Tease(34)



Schoen looks over at me, and I scowl. I can’t look her in the face and lie like Brielle can, but I agree that this is completely unfair. Maybe Dylan didn’t make a big fancy sign to ask me to the dance, but that doesn’t mean we don’t have plans—big, after-party hotel room plans—that are now going to be destroyed. My knotty stomach sinks even lower, in an even bigger tangle of knots. Which I didn’t even realize was possible until just now.

“Ladies,” the principal says sharply. “If I have to speak to either of you again, trust me, things will be much worse. I don’t want to have to suspend you. I don’t want to bring your parents in. I trust that you can correct this destructive behavior and show me that you embody the inclusiveness and open-mindedness that Elmwood prides itself on. I am holding you both to a higher standard. I expect you to live up to it.”

At the end of this speech Schoen abruptly stands up from her desk, gesturing toward the door.

“I believe you have classes to return to,” she says.

Even Brielle doesn’t know what to say. But she makes a loud huffing sound as she grabs her bag and pushes out of her chair. She’s already throwing open the principal’s office door as I get up and collect my things.

“Sara,” Schoen says, more quietly. “Think about what I’ve said. You can do better.”

I look at the floor again. I don’t know what to say to this. So I just leave.





September


“SO, WHICH ONE did you pick?”

“Pick? What do you mean?”

“You know. To be, or not to be? Wasn’t that the question?”

We’ve just passed our papers forward to Mr. Rodriguez and Carmichael is giving me this totally serious look. A second ago I was sweating, not sure I’d finished the last essay question very well, not sure why I care about my summer school pass/fail status at all, and now I’m looking at Carmichael’s green eyes. Which have—it has to be said—a twinkle in them.

“You’re messing with me,” I say, trying to push down the smile at the corners of my mouth. Trying to not look shocked, though I kind of am. “You’re being funny.”

“I have my moments,” he says.

For a second we look at each other and we both smile, like we’re having a moment. Together.

And I guess we did have a moment—a last one. That was our last test. Carmichael is picking up his bag and getting up now, and I feel my stomach drop. We finished watching the movie on Saturday, but we didn’t really talk after the Emma thing, and now he’s going to walk out and bike away and I’ll be alone again. Or I’ll go back to see Dylan, and just end up feeling worse. Something about Carmichael makes me feel . . . not worse.

“Hey, you want to get, um, a drink?” I blurt, grabbing my own bag and sort of stumbling out of my chair, trying to catch up with him before he’s gone.

Carmichael turns. He pushes his hair back with one hand and raises an eyebrow, and I realize what I’ve just said. “I don’t really drink,” he says seriously. “Not my thing.”

“I didn’t mean drink drink,” I say quickly. “I meant, you know, coffee. Or tea. Or iced tea. Or iced coffee.”

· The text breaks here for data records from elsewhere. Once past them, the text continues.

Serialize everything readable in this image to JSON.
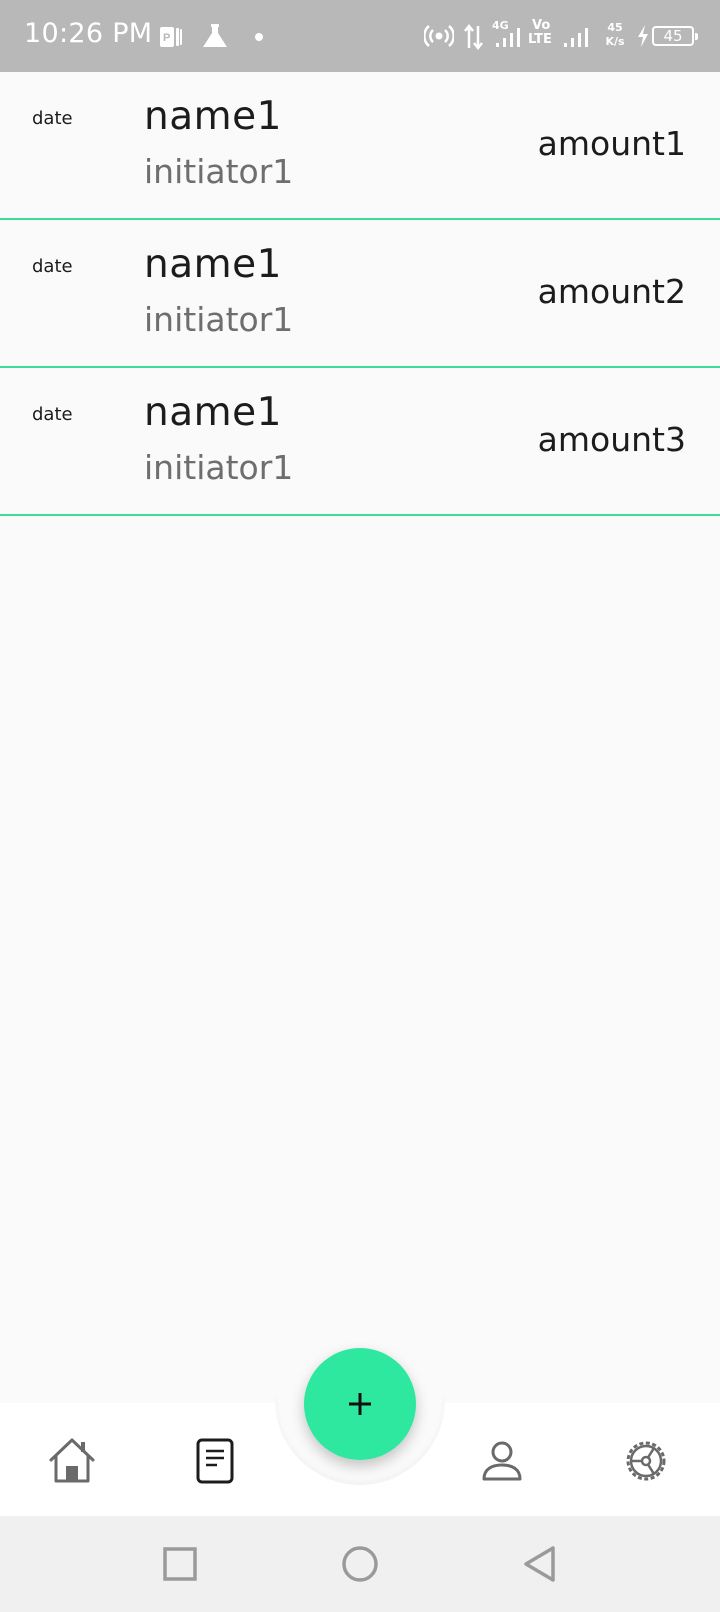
{
  "status_bar": {
    "time": "10:26 PM",
    "network_4g": "4G",
    "volte_top": "Vo",
    "volte_bottom": "LTE",
    "speed_value": "45",
    "speed_unit": "K/s",
    "battery": "45"
  },
  "transactions": [
    {
      "date": "date",
      "name": "name1",
      "initiator": "initiator1",
      "amount": "amount1"
    },
    {
      "date": "date",
      "name": "name1",
      "initiator": "initiator1",
      "amount": "amount2"
    },
    {
      "date": "date",
      "name": "name1",
      "initiator": "initiator1",
      "amount": "amount3"
    }
  ],
  "bottom_nav": {
    "items": [
      {
        "icon": "home-icon"
      },
      {
        "icon": "document-icon"
      },
      {
        "icon": "person-icon"
      },
      {
        "icon": "settings-icon"
      }
    ],
    "fab_icon": "plus-icon"
  },
  "colors": {
    "accent": "#3ddc97",
    "fab": "#2ee8a0",
    "status_bar": "#b8b8b8",
    "secondary_text": "#6e6e6e"
  }
}
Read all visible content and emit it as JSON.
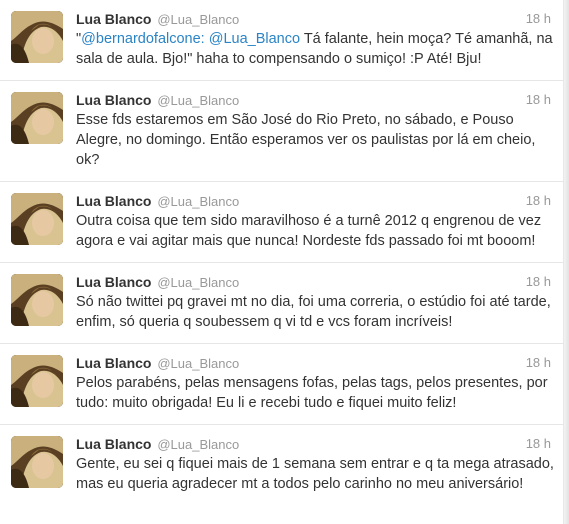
{
  "tweets": [
    {
      "fullname": "Lua Blanco",
      "username": "@Lua_Blanco",
      "time": "18 h",
      "text_pre": "\"",
      "mention": "@bernardofalcone: @Lua_Blanco",
      "text_post": " Tá falante, hein moça? Té amanhã, na sala de aula. Bjo!\" haha to compensando o sumiço! :P Até! Bju!"
    },
    {
      "fullname": "Lua Blanco",
      "username": "@Lua_Blanco",
      "time": "18 h",
      "text": "Esse fds estaremos em São José do Rio Preto, no sábado, e Pouso Alegre, no domingo. Então esperamos ver os paulistas por lá em cheio, ok?"
    },
    {
      "fullname": "Lua Blanco",
      "username": "@Lua_Blanco",
      "time": "18 h",
      "text": "Outra coisa que tem sido maravilhoso é a turnê 2012 q engrenou de vez agora e vai agitar mais que nunca! Nordeste fds passado foi mt booom!"
    },
    {
      "fullname": "Lua Blanco",
      "username": "@Lua_Blanco",
      "time": "18 h",
      "text": "Só não twittei pq gravei mt no dia, foi uma correria, o estúdio foi até tarde, enfim, só queria q soubessem q vi td e vcs foram incríveis!"
    },
    {
      "fullname": "Lua Blanco",
      "username": "@Lua_Blanco",
      "time": "18 h",
      "text": "Pelos parabéns, pelas mensagens fofas, pelas tags, pelos presentes, por tudo: muito obrigada! Eu li e recebi tudo e fiquei muito feliz!"
    },
    {
      "fullname": "Lua Blanco",
      "username": "@Lua_Blanco",
      "time": "18 h",
      "text": "Gente, eu sei q fiquei mais de 1 semana sem entrar e q ta mega atrasado, mas eu queria agradecer mt a todos pelo carinho no meu aniversário!"
    }
  ],
  "colors": {
    "link": "#2a84c6",
    "muted": "#999999",
    "text": "#333333"
  },
  "icons": {
    "avatar": "profile-photo"
  }
}
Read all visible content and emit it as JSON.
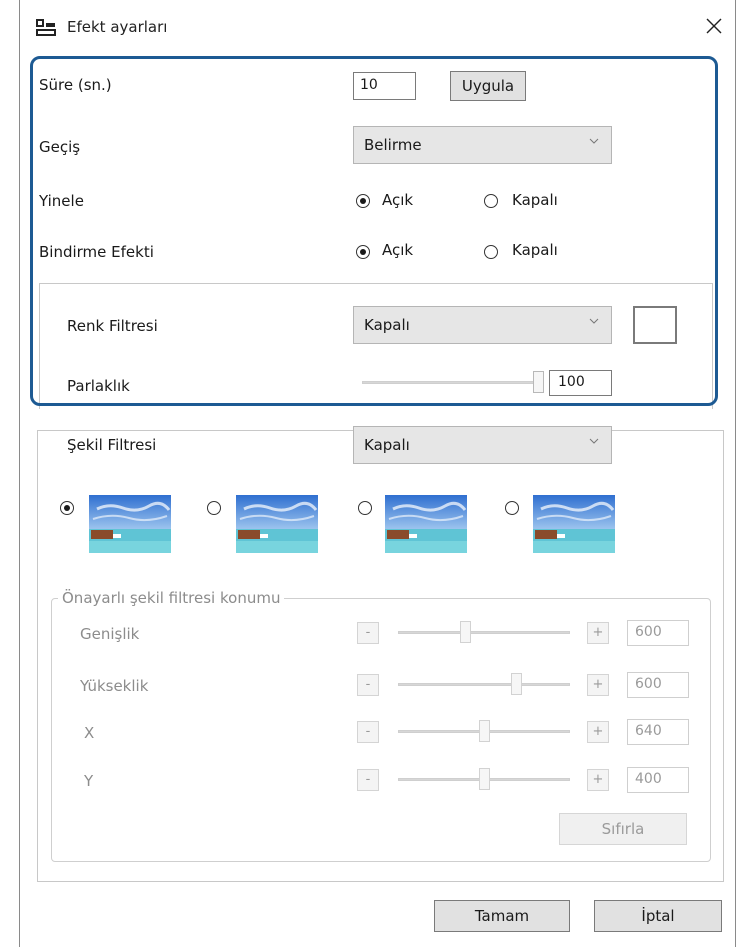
{
  "window": {
    "title": "Efekt ayarları"
  },
  "duration": {
    "label": "Süre (sn.)",
    "value": "10",
    "apply_label": "Uygula"
  },
  "transition": {
    "label": "Geçiş",
    "selected": "Belirme"
  },
  "repeat": {
    "label": "Yinele",
    "on_label": "Açık",
    "off_label": "Kapalı",
    "selected": "on"
  },
  "overlay": {
    "label": "Bindirme Efekti",
    "on_label": "Açık",
    "off_label": "Kapalı",
    "selected": "on"
  },
  "color_filter": {
    "label": "Renk Filtresi",
    "selected": "Kapalı"
  },
  "brightness": {
    "label": "Parlaklık",
    "value": "100"
  },
  "shape_filter": {
    "label": "Şekil Filtresi",
    "selected": "Kapalı",
    "selected_index": 0
  },
  "preset_position": {
    "group_label": "Önayarlı şekil filtresi konumu",
    "rows": [
      {
        "label": "Genişlik",
        "value": "600"
      },
      {
        "label": "Yükseklik",
        "value": "600"
      },
      {
        "label": "X",
        "value": "640"
      },
      {
        "label": "Y",
        "value": "400"
      }
    ],
    "minus_label": "-",
    "plus_label": "+",
    "reset_label": "Sıfırla"
  },
  "footer": {
    "ok_label": "Tamam",
    "cancel_label": "İptal"
  },
  "colors": {
    "highlight": "#1d5a93",
    "sky": "#3b7fd6",
    "sea": "#66c9d8"
  },
  "icons": {
    "title": "slideshow-icon",
    "close": "close-icon",
    "chevron": "chevron-down-icon"
  }
}
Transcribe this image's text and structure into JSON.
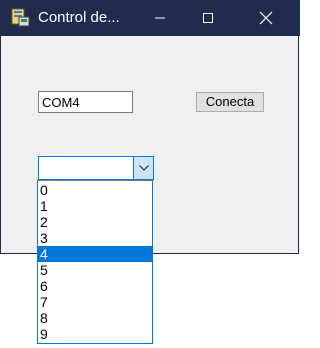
{
  "window": {
    "title": "Control de...",
    "minimize_label": "Minimize",
    "maximize_label": "Maximize",
    "close_label": "Close"
  },
  "form": {
    "port_value": "COM4",
    "connect_label": "Conecta"
  },
  "combo": {
    "value": "",
    "options": [
      "0",
      "1",
      "2",
      "3",
      "4",
      "5",
      "6",
      "7",
      "8",
      "9"
    ],
    "highlighted": "4"
  },
  "colors": {
    "titlebar": "#1f2c4d",
    "accent": "#0078d7",
    "window_bg": "#f0f0f0"
  },
  "icons": {
    "app": "app-icon",
    "minimize": "minimize-icon",
    "maximize": "maximize-icon",
    "close": "close-icon",
    "dropdown": "chevron-down-icon"
  }
}
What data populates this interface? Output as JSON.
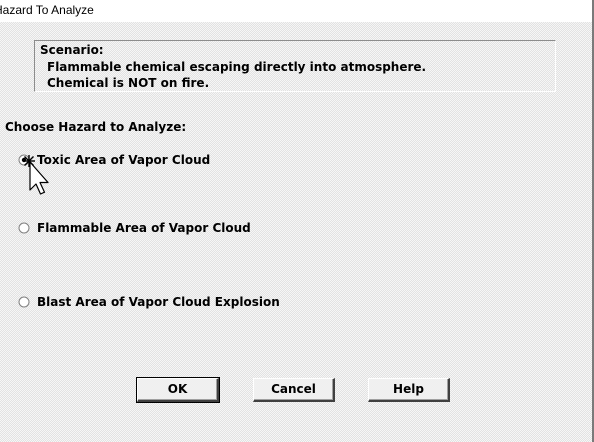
{
  "window": {
    "title": "Hazard To Analyze"
  },
  "scenario": {
    "heading": "Scenario:",
    "line1": "Flammable chemical escaping directly into atmosphere.",
    "line2": "Chemical is NOT on fire."
  },
  "hazard_group": {
    "label": "Choose Hazard to Analyze:",
    "selected": "Toxic Area of Vapor Cloud",
    "options": [
      {
        "label": "Toxic Area of Vapor Cloud",
        "checked": true
      },
      {
        "label": "Flammable Area of Vapor Cloud",
        "checked": false
      },
      {
        "label": "Blast Area of Vapor Cloud Explosion",
        "checked": false
      }
    ]
  },
  "buttons": {
    "ok": "OK",
    "cancel": "Cancel",
    "help": "Help"
  },
  "icons": {
    "cursor": "mouse-pointer-arrow-icon",
    "radio": "radio-button-icon"
  }
}
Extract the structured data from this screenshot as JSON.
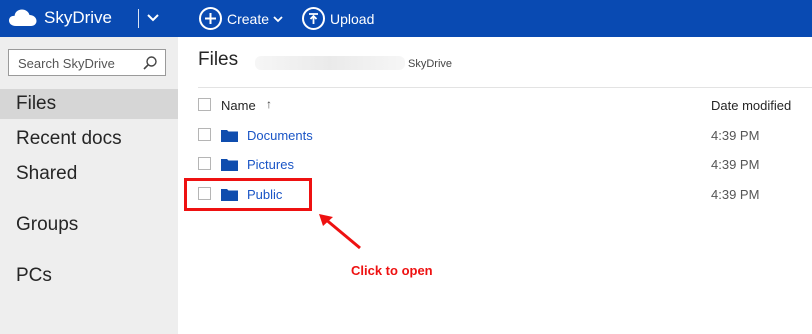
{
  "app": {
    "logo_text": "SkyDrive",
    "accent_color": "#094ab2",
    "icons": [
      "cloud-icon",
      "chevron-down-icon"
    ]
  },
  "toolbar": {
    "create_label": "Create",
    "upload_label": "Upload"
  },
  "sidebar": {
    "search_placeholder": "Search SkyDrive",
    "items": [
      {
        "label": "Files",
        "selected": true
      },
      {
        "label": "Recent docs",
        "selected": false
      },
      {
        "label": "Shared",
        "selected": false
      },
      {
        "label": "Groups",
        "selected": false
      },
      {
        "label": "PCs",
        "selected": false
      }
    ]
  },
  "main": {
    "title": "Files",
    "breadcrumb_tail": "SkyDrive",
    "columns": {
      "name": "Name",
      "sort_indicator": "↑",
      "date": "Date modified"
    },
    "rows": [
      {
        "name": "Documents",
        "date": "4:39 PM"
      },
      {
        "name": "Pictures",
        "date": "4:39 PM"
      },
      {
        "name": "Public",
        "date": "4:39 PM"
      }
    ]
  },
  "annotation": {
    "text": "Click to open",
    "color": "#ee1111"
  }
}
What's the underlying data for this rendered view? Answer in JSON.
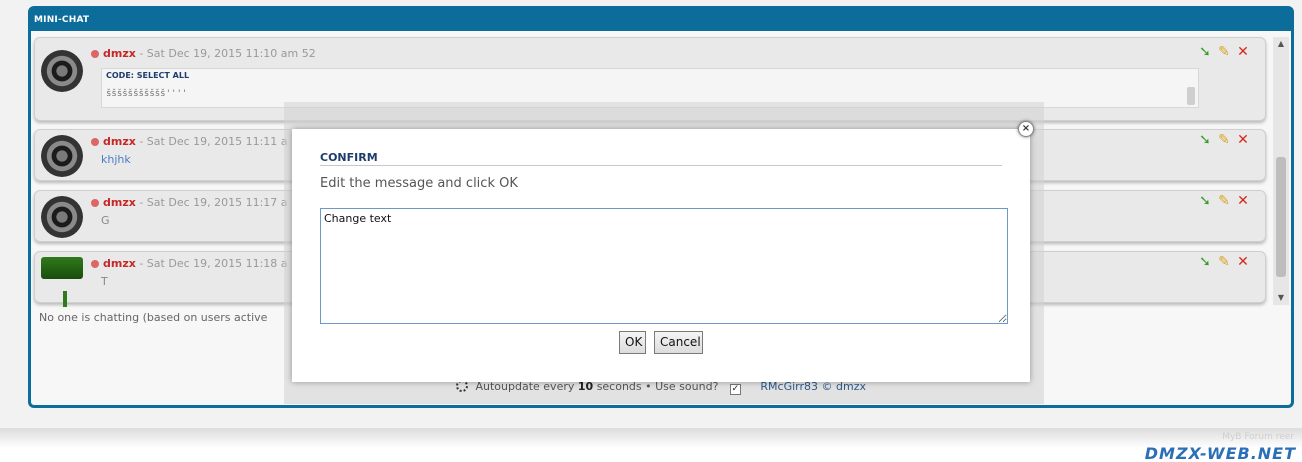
{
  "panel": {
    "title": "MINI-CHAT"
  },
  "messages": [
    {
      "user": "dmzx",
      "timestamp": "- Sat Dec 19, 2015 11:10 am 52",
      "code_label": "CODE: SELECT ALL",
      "code_text": "ššššššššššš''''",
      "avatar": "speaker-avatar"
    },
    {
      "user": "dmzx",
      "timestamp": "- Sat Dec 19, 2015 11:11 a",
      "text": "khjhk",
      "avatar": "speaker-avatar"
    },
    {
      "user": "dmzx",
      "timestamp": "- Sat Dec 19, 2015 11:17 a",
      "text": "G",
      "avatar": "speaker-avatar"
    },
    {
      "user": "dmzx",
      "timestamp": "- Sat Dec 19, 2015 11:18 a",
      "text": "T",
      "avatar": "green-avatar"
    }
  ],
  "status_line": "No one is chatting (based on users active",
  "footer": {
    "autoupdate_prefix": "Autoupdate every",
    "autoupdate_seconds": "10",
    "autoupdate_suffix": "seconds • Use sound?",
    "sound_checked": true,
    "credit": "RMcGirr83 © dmzx"
  },
  "dialog": {
    "title": "CONFIRM",
    "description": "Edit the message and click OK",
    "textarea_value": "Change text",
    "ok_label": "OK",
    "cancel_label": "Cancel"
  },
  "watermark": {
    "small": "MyB Forum reer",
    "brand": "DMZX-WEB.NET"
  },
  "colors": {
    "frame": "#0c6d9b",
    "username": "#c62828",
    "dialog_title": "#1d3d6b",
    "brand": "#2b6fb8"
  }
}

“Or one of each,” he says.

“Sure,” I say, wishing I could just talk like a normal person. Brielle would—well, I already know. Brielle would not approve. But Carmichael is smiling at me again, and nodding, and I nod back at him and we walk together to my car.

We don’t talk while I drive—the closest Starbucks is only about a block away from school, so it’s more like moving the car to another parking lot—and by the time we’re sitting down with our drinks I realize I seriously don’t know what to say to him. I stare at his Occupy This T-shirt and wonder why I never watch the news; maybe I’d have something interesting to bring up right now if I knew anything besides a few theories on Hamlet’s manic-depressive personality.

But of course I don’t watch the news. Sometimes I’m on the news.

“So,” Carmichael says, finally breaking the silence. He shakes his venti iced green tea, rattling the ice, sighs. “Real school in a couple days.”

“Go seniors,” I say, with zero enthusiasm in my voice.

“Are you gonna be there?” he asks, and the bluntness of the question takes me by surprise.

Of course I know exactly what he’s asking. I look down at the ring of condensation my iced latte is making on the table and shrug. “Yeah,” I say. “I mean, I have to go to court in like a month. But for now, yeah, I’ll be in school.”

I can’t look up at him, but I feel him nodding. “That’s rough,” he says.

“Yeah,” I say again. It is rough. I don’t know what else to say.

“People judging you . . . I mean, whatever happened, that’s hard,” he adds.

Finally I look up at him again. He’s staring at me like I might not understand what he means, like I might not believe him. Like I haven’t been judging him since the second I laid eyes on him—first as a hot emo guy, then as a pathetic burnout. I didn’t even know him that whole time. All I know, even now, is that he’s the type of guy who will talk to me—will have coffee with the girl who’s been accused of a horrible crime.